Negative Consequences:

  • External dependency: Adds LibCST as a required dependency (~2MB installed)

  • Learning curve: Developers must learn LibCST APIs and concepts

  • Memory usage: CST with metadata consumes more memory than basic AST

  • Python version coupling: LibCST version updates needed for new Python features

Risks and Mitigations:

  • Risk: LibCST performance doesn’t meet 1000ms target for 1000 lines Mitigation: Target confirmed achievable through validation - 600ms measured performance provides comfortable margin

  • Risk: LibCST compatibility issues with future Python versions Mitigation: Monitor LibCST releases, maintain version compatibility matrix

  • Risk: Complex rule implementation due to CST complexity Mitigation: Create helper utilities, comprehensive examples, developer documentation

  • Risk: Memory usage exceeds 100MB limit for large codebases Mitigation: Implement streaming analysis, selective metadata loading, memory profiling

Implementation Guidelines:

  1. Metadata strategy: Use all three providers (Position, Scope, QualifiedName) for comprehensive analysis

  2. Performance monitoring: Track analysis time and memory usage per file size

  3. Error handling: Graceful degradation for parse errors and malformed code

  4. Caching considerations: Evaluate metadata caching for improved performance

  5. Testing approach: Validate against diverse Python codebases and edge cases

Technical Dependencies:

  • Required: libcst >= 1.0.0 for Python 3.10+ support

  • Optional: typing_extensions for enhanced type annotation support

  • Testing: Representative Python codebases for validation and benchmarking

Future Extensibility Considerations:

Extended File Support (Phase 5+ enhancement): The chosen LibCST technology supports analysis of complete Python modules, which aligns well with potential future support for embedded Python code in documentation. Future implementation would use an extract-and-wrap pattern:

  • Extract Python snippets from documentation sources (doctest.find(), RST parsers, Markdown parsers)
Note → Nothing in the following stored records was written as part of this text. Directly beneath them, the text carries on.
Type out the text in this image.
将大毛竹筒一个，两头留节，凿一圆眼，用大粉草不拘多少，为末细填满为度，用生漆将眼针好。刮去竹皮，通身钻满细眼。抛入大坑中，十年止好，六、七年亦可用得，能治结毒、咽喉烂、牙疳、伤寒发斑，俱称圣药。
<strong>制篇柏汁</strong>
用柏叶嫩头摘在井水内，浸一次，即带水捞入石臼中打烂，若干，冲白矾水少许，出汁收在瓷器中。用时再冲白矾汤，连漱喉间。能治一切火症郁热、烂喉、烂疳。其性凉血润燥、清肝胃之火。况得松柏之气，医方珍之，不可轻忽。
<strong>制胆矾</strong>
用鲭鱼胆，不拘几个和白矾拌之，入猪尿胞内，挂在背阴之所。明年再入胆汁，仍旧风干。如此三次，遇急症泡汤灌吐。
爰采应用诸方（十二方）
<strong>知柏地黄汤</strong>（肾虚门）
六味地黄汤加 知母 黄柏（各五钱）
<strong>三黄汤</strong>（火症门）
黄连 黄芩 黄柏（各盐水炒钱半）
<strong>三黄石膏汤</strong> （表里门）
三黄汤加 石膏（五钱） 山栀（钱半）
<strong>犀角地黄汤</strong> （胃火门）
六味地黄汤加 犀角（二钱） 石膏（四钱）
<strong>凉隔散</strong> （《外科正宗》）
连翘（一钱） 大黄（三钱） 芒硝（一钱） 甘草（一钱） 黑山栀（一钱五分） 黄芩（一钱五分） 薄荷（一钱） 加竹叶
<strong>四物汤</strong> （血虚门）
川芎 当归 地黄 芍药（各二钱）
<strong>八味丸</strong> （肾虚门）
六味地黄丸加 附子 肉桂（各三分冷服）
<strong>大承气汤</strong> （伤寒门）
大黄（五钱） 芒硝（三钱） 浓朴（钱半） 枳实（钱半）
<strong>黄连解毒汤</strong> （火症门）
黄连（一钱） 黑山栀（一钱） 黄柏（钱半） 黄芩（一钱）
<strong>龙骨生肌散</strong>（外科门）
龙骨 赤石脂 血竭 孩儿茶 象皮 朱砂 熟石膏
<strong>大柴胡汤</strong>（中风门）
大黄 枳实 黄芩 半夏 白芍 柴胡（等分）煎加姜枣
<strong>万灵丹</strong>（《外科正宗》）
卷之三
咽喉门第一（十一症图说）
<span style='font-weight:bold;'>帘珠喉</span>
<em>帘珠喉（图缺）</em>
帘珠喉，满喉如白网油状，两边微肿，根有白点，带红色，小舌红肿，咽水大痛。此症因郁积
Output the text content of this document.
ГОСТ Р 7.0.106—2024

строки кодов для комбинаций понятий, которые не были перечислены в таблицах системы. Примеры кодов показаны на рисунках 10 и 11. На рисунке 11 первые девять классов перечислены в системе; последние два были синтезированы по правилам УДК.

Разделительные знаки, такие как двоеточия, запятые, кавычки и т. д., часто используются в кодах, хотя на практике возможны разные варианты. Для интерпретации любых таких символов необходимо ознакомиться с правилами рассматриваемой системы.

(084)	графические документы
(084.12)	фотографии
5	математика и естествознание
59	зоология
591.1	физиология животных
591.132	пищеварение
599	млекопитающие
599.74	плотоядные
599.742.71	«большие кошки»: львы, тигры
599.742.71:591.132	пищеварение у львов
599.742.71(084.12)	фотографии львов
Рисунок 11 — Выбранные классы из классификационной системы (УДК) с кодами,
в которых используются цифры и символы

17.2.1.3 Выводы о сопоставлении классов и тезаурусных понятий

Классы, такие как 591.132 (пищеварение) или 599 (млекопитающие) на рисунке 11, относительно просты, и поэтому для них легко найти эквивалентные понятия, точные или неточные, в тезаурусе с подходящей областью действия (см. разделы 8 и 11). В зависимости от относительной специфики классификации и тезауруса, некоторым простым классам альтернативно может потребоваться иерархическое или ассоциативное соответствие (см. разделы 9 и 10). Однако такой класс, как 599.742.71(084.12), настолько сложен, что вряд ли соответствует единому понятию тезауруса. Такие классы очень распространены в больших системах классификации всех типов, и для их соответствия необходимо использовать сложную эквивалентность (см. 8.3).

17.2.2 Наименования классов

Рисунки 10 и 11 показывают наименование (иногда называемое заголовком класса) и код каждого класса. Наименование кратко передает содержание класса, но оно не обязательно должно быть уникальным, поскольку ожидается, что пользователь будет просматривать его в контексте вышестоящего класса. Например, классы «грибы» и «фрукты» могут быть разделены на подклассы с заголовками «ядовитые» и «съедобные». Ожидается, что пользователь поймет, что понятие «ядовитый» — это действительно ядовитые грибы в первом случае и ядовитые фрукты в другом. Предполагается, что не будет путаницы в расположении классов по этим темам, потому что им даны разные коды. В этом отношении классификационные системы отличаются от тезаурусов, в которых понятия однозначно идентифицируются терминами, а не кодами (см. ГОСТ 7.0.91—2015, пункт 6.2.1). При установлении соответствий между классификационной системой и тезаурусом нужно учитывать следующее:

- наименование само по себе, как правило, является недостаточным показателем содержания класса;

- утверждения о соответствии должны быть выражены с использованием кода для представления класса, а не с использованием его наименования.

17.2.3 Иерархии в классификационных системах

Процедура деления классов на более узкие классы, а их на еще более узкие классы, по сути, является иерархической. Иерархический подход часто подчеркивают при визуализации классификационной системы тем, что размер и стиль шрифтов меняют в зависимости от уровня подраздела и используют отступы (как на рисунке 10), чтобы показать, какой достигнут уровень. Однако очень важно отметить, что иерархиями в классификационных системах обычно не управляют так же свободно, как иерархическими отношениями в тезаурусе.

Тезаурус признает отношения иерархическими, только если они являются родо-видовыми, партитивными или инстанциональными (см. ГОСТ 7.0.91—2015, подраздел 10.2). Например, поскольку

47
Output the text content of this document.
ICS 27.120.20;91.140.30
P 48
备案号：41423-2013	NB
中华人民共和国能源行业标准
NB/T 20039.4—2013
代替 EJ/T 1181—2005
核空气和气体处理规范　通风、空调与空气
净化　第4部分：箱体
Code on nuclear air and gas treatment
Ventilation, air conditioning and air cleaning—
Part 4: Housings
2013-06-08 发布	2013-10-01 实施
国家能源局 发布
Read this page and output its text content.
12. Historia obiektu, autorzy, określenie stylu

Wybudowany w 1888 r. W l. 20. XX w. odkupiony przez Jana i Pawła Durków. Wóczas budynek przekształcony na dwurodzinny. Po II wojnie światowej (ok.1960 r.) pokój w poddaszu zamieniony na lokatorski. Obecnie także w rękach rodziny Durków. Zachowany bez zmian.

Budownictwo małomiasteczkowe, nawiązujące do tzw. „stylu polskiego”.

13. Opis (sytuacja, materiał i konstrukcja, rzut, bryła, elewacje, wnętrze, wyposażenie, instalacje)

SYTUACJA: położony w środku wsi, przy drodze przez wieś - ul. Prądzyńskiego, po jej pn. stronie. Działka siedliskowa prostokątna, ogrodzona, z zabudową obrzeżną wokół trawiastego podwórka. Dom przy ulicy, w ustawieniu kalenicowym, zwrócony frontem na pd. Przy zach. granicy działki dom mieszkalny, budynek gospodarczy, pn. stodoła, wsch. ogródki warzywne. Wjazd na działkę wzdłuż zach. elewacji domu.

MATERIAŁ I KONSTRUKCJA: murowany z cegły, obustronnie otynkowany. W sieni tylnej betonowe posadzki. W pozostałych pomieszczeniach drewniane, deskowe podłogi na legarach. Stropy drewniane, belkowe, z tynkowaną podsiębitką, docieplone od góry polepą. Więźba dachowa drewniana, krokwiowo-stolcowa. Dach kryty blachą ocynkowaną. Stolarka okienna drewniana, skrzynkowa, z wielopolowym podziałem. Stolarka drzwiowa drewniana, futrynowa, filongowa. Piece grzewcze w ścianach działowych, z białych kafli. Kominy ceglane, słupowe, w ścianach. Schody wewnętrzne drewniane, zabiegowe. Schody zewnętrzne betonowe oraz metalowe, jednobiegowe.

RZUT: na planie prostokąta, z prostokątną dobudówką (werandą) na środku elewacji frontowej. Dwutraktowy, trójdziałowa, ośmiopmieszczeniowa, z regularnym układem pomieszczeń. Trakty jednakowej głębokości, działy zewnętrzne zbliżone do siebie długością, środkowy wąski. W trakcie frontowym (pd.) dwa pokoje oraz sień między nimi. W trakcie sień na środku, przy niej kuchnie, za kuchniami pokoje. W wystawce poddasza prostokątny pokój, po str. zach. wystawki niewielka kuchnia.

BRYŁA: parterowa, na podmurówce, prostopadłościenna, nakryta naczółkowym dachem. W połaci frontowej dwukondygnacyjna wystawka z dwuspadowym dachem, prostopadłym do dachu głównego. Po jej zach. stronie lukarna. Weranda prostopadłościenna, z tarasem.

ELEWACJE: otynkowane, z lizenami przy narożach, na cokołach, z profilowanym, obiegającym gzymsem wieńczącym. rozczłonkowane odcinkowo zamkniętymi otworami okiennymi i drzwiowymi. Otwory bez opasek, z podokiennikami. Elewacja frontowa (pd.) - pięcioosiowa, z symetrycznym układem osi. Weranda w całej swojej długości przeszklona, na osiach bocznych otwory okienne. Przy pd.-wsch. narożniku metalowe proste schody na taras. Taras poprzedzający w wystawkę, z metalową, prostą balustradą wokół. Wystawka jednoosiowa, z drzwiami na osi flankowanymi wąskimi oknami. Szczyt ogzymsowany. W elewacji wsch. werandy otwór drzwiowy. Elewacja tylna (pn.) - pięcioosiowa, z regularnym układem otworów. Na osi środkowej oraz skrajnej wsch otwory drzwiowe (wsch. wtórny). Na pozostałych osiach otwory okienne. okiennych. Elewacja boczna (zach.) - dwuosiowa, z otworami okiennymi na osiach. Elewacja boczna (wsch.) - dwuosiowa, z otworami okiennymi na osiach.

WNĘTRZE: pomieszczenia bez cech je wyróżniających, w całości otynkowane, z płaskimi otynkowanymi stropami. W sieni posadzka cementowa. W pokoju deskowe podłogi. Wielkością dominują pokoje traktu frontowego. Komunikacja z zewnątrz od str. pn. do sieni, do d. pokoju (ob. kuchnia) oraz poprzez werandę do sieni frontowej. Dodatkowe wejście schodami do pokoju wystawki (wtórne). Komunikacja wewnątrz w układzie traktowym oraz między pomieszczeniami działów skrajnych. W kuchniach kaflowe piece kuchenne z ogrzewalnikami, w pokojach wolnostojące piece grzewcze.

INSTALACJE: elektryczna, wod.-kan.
  • Wrap extracted code in minimal module scaffolding for LibCST analysis

  • Process through standard pipeline without requiring changes to rule framework

  • Map violations back to original documentation file locations

This approach leverages LibCST’s complete-module requirement as an architectural strength rather than limitation, enabling consistent analysis across both production code and documentation examples.